A few days after social media erupted in outrage over an episode in the third season which suggested India had hatched a terror plot and actor Priyanka Chopra was relentlessly attacked, the Hindutva troll machinery discovered Ahmed. Ahmed’s name is neither the first, nor the only one that surfaces if you run a search on Google for ‘Quantico writer’. The writers who have written a majority of the episodes are American, non-Muslim men and yet, Ahmed woke up to a flurry of violent rape and murder threats in all her social media profiles.
It doesn’t take a genius to figure why Ahmed — who is not remotely associated with the controversial episode — was singled out. There’s an Indian name as well on the list of writers but the surname suggests the person is a Hindu Brahmin. Whereas, Ahmed — a Muslim and a woman — is exactly the gender and religion that India’s Hindu far-right troll machinery feeds its abuse appetite with.
One comment on Twitter said: “Care to explain your wildest fantasy while you wrote Quantico with Indians being masterminds of an attack?
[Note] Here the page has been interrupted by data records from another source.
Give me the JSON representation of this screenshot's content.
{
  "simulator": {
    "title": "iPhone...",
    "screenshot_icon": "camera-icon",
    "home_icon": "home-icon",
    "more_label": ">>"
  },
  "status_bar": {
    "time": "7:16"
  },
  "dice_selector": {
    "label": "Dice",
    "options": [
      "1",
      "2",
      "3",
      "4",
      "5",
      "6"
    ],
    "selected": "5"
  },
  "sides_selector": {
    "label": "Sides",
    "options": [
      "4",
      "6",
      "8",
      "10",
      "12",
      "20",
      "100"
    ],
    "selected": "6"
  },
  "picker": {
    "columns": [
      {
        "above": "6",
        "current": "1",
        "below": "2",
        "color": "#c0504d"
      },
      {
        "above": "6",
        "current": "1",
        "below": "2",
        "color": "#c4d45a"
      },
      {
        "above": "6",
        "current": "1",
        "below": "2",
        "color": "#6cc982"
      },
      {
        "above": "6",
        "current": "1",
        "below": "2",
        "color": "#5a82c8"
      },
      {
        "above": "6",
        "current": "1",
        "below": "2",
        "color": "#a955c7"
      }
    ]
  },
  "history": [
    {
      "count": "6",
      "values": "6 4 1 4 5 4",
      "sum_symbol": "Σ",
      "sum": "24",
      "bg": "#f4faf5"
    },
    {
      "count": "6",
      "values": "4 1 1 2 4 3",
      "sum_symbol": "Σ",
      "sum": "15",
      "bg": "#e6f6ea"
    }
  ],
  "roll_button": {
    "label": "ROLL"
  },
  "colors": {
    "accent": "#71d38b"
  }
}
Does this stem from a deep-rooted bias, hate, anti-Hindu, pro-Islam conditioning of your fragile mind?”
Hyper-nationalist TV news anchors first accused the lead actor, Priyanka Chopra, of insulting India while also pointing fingers at a Bangladeshi American with “vested interests”.
Ahmed says she hoped that once they realised she had nothing to do with the episode, the fury would die down. But it did not.
“The level of hysterics crescendoed very quickly,” she says, adding, “It has grown really vitriolic with threats of rape and violence even toward people supporting me.”
She says the angry voices cast her as the Muslim agent of a “diabolical anti-Indian and anti-Hindu propaganda machine that is deliberately spreading hate through this show”.
“All they had to do was search Google or look at the screen credits to find out the facts,” she says.
The episode, The Blood of Romeo, aired on 1 June in season 3, and showed the main character, Alex Parrish (played by Priyanka Chopra), stopping an attempted terror attack.